The days of sky-high property valuations and competitive bidding wars in San Francisco's office market have come to an end as a new wave of buyers are resetting price expectations in the face of the city's new economic reality.
Presidio Bay Ventures, a San Francisco-based development firm, is the latest investor to score a deeply discounted deal as buyers and sellers grapple with the impact of the pandemic on San Francisco's beleaguered office sector. The firm officially finalized a deal with Clarion Partners to acquire the building at 60 Spear St. for just shy of $41 million, according to city property records, far below the property's roughly $55 million listing price and lower still than the previously reported $45 million closing price.
The price, roughly $260 per square foot, is the latest in a string of office sales that have or will soon close and are collectively resetting owners' expectations as they come to accept the city's new era of office valuations. The price tag for the deal, if it closes, amounts to less than one-third of the $107 million Clarion paid to acquire the 157,500-square-foot building nearly a decade ago, according to CoStar data.
"We have remained optimistic about the San Francisco office market and saw 60 Spear as a phenomenal opportunity in a prominent downtown location," Presidio Bay Managing Principal and Founder K. Cyrus Sanandaji said in a statement to CoStar News. "Though we acknowledge the formidable challenges that confront San Francisco, we have already witnessed substantial improvements in these areas and believe that a true urban renaissance is unfolding within the city."
Deal volume in the city is poised to regain momentum after hitting a near standstill in the years following the pandemic's 2020 outbreak.
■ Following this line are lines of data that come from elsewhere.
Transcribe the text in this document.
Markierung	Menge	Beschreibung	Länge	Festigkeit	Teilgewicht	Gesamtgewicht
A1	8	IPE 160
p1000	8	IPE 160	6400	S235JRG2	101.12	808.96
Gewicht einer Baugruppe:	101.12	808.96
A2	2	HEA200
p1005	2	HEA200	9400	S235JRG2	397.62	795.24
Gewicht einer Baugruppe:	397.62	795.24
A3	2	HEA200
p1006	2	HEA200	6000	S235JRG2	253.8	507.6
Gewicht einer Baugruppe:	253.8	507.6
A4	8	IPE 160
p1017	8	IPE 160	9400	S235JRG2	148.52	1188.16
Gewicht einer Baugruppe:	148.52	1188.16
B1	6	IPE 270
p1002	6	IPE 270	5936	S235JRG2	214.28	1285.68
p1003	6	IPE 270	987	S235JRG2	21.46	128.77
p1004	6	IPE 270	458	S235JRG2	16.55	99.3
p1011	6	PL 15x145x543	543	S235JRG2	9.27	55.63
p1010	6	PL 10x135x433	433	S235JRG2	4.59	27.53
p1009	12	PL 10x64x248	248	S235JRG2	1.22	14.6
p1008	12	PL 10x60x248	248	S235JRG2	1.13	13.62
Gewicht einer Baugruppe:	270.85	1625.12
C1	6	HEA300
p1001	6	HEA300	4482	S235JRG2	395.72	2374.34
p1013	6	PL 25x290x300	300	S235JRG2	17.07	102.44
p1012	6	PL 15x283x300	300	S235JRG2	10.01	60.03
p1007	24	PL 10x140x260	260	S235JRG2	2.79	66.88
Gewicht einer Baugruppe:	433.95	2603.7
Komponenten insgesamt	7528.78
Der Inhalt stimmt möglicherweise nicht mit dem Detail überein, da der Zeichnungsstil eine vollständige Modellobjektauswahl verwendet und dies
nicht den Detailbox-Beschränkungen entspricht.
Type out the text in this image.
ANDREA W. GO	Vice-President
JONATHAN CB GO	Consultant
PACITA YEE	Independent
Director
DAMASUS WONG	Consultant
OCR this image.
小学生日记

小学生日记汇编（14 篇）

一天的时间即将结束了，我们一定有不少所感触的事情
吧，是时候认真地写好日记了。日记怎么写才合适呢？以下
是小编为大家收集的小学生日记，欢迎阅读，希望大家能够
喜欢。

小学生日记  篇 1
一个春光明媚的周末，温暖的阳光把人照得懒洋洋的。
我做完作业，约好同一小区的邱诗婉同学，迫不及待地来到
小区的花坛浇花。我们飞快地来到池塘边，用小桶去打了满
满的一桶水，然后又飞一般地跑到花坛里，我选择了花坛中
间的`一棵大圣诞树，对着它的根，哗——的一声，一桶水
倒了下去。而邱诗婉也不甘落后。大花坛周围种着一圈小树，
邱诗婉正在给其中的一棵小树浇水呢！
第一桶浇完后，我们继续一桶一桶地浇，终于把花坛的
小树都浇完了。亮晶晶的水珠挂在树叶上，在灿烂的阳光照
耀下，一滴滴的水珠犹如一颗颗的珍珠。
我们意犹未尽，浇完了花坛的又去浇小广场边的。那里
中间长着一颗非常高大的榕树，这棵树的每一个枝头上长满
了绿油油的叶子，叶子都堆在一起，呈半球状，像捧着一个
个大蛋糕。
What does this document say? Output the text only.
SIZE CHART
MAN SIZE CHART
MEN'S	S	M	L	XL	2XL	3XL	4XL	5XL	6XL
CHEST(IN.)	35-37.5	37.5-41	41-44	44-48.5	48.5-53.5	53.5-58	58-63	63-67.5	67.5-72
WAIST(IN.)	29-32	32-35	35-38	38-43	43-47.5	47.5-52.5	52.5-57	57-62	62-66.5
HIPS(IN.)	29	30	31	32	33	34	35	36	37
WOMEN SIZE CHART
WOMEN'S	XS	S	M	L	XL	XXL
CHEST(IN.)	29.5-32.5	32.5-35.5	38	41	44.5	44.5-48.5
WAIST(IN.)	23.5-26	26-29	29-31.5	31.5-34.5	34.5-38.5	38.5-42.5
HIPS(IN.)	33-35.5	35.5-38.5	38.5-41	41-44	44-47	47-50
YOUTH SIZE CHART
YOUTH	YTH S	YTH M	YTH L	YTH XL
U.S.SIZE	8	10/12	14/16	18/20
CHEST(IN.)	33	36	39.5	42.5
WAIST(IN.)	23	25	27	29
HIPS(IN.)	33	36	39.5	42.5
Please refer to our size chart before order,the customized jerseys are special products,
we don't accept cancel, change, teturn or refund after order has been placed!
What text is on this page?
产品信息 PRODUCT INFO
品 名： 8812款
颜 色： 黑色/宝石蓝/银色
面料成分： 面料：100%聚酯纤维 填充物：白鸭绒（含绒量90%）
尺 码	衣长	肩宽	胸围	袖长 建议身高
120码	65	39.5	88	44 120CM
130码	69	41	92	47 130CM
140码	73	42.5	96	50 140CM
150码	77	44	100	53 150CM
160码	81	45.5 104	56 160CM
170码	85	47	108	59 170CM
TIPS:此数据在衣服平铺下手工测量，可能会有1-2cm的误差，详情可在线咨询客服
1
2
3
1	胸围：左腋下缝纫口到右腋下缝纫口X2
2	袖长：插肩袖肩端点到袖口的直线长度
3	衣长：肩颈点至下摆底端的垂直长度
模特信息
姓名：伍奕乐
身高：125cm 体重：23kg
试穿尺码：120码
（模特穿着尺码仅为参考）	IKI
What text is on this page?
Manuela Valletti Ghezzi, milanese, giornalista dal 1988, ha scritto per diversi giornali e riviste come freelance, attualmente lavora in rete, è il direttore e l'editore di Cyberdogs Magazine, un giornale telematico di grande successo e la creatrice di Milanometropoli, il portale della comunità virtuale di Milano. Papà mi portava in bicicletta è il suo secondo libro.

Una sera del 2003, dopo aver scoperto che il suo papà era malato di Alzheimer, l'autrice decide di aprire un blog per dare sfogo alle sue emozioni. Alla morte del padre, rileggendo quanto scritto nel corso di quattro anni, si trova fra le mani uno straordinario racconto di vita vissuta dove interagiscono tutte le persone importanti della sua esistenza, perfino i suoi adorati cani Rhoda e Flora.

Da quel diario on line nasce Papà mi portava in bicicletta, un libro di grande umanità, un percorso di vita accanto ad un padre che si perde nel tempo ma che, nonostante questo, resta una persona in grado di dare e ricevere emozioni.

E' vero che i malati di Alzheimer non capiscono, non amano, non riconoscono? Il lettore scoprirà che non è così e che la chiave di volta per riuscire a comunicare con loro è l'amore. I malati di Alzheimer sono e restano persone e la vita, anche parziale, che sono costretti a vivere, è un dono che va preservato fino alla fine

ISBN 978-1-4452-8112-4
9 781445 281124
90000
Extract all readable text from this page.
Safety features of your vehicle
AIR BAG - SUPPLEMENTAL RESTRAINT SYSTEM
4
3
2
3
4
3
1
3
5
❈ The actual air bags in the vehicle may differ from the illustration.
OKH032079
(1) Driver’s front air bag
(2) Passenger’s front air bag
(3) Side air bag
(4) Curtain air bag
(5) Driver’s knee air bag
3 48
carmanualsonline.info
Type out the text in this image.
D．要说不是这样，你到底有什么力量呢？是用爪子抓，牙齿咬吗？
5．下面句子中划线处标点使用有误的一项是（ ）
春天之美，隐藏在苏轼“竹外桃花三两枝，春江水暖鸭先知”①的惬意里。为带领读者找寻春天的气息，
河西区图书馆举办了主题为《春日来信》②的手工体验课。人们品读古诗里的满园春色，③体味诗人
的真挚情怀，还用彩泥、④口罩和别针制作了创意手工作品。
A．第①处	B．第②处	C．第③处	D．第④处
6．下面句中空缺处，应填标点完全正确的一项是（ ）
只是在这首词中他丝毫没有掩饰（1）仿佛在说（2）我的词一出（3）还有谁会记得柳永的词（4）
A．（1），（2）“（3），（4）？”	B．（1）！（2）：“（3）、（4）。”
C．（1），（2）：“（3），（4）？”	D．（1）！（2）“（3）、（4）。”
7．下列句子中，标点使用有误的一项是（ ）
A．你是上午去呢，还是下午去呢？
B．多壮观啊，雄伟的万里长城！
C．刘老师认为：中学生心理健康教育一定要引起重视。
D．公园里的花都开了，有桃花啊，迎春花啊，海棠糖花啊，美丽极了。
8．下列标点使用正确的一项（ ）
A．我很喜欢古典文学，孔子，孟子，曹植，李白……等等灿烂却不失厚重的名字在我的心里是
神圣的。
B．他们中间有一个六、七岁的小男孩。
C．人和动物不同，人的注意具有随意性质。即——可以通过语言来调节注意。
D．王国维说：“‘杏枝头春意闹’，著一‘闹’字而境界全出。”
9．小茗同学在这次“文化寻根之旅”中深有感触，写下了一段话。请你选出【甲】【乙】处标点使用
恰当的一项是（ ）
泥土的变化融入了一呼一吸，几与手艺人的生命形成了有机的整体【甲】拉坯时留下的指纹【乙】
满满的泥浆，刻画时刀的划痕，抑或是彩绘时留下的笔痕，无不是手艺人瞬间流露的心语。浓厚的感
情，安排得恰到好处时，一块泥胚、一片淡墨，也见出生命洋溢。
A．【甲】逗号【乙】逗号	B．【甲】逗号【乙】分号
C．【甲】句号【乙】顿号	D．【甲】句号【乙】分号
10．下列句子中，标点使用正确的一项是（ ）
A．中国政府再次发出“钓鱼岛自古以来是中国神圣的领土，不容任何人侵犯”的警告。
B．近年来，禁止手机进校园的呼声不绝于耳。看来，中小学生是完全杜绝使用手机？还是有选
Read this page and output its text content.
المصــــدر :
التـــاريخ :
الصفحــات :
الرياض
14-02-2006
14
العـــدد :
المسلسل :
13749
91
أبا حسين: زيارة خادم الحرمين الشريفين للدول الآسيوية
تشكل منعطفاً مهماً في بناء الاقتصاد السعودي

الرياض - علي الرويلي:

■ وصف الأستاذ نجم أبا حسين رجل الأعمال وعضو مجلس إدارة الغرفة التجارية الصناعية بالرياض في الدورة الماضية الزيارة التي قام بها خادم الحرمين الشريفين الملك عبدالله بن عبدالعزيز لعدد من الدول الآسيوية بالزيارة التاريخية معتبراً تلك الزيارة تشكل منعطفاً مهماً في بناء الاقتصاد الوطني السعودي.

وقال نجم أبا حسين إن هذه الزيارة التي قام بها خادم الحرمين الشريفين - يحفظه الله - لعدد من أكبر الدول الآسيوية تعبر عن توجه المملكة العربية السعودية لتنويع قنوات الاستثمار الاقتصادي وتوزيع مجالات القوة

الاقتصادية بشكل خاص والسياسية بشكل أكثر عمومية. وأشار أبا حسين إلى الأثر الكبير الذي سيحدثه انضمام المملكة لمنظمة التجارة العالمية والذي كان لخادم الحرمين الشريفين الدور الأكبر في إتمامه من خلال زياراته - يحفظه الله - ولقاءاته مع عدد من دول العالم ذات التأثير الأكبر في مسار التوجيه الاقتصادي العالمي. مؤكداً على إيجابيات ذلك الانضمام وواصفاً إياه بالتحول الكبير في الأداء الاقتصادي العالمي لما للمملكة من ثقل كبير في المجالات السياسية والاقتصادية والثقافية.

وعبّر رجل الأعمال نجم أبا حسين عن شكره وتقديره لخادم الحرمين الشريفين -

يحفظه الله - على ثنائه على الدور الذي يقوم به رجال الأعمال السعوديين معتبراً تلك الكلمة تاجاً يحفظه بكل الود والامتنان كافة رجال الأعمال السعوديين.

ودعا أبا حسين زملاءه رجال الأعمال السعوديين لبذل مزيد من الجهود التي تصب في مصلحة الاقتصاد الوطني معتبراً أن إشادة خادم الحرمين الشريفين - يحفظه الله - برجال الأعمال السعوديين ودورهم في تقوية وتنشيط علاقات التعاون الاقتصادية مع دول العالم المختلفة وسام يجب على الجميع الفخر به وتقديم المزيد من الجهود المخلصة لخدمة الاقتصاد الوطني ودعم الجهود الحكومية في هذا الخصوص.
However, the sale underscores San Francisco's battered standing as one of the world's most expensive office markets that, before the pandemic, had benefited from years of rent growth and seemingly infallible leasing activity. A troublesome combination of widespread layoffs across the tech industry, a flight to top-tier properties, and hybrid work arrangements, among other pandemic-related factors, have collided to push demand for office space in the city to levels not seen since the dot-com bust in the early 2000s.
No major acquisitions have closed since 2020, and about $23.5 million of office deals have completed in the past year, according to CoStar data.
By comparison, more than $1.5 billion of office deals closed in all of 2019.
Plummeting tenant demand and the high cost of capital have meant recent sales prices and property appraisals show values for distressed office properties have fallen by 50% or more below previous levels, according to CoStar analysis.